2) Our future citizens will not be able to compete in the global economy if their country's infrastructure is inferior or crumbling. All Our Children deserve robust investment in 21st-century transportation, energy, and communications networks, including mass transit, high-speed rail, renewable energy, and comprehensive digital access.
3) The lives and health of future generations depend on a stable climate and intact ecosystems. For the sake of All Our Children we will stop investing in fossil fuels, large-scale environmental interventions like mountaintop removal, hydraulic fracturing, clear-cutting of forests, and other economic activity that secures short-term profits at the price of future well-being.
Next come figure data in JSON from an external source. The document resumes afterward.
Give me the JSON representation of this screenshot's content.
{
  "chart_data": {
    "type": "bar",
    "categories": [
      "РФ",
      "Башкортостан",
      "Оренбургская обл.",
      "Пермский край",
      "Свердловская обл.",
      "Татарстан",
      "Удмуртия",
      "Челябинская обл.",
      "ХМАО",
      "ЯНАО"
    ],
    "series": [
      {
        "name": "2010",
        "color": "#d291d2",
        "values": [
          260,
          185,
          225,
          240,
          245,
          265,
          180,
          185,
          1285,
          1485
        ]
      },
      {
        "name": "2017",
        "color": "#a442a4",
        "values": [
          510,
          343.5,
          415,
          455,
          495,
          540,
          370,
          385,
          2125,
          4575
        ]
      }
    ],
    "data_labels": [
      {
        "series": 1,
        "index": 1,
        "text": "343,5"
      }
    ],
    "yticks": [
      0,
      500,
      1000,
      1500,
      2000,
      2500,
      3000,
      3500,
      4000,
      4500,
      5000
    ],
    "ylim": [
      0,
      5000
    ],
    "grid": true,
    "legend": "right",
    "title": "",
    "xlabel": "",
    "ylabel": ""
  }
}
4) Universal health care for All Our Children. If we can't have a single payer system for adults, can't we at least have one for children? Dental and vision care included, because what child can succeed in school with constant toothaches or uncorrected vision problems?
5) Safe streets, homes, and schools for All Our Children. Surely we can keep the guns away from kids. And if police feel they must use force in some situations, they should at the very least be trained never to use deadly force on children.
I'm sure there are dozens more. But it boils down to this: if constituents and reporters would make a point of asking our politicians to account for the impacts of their decisions on All Our Children, maybe they would start making better decisions.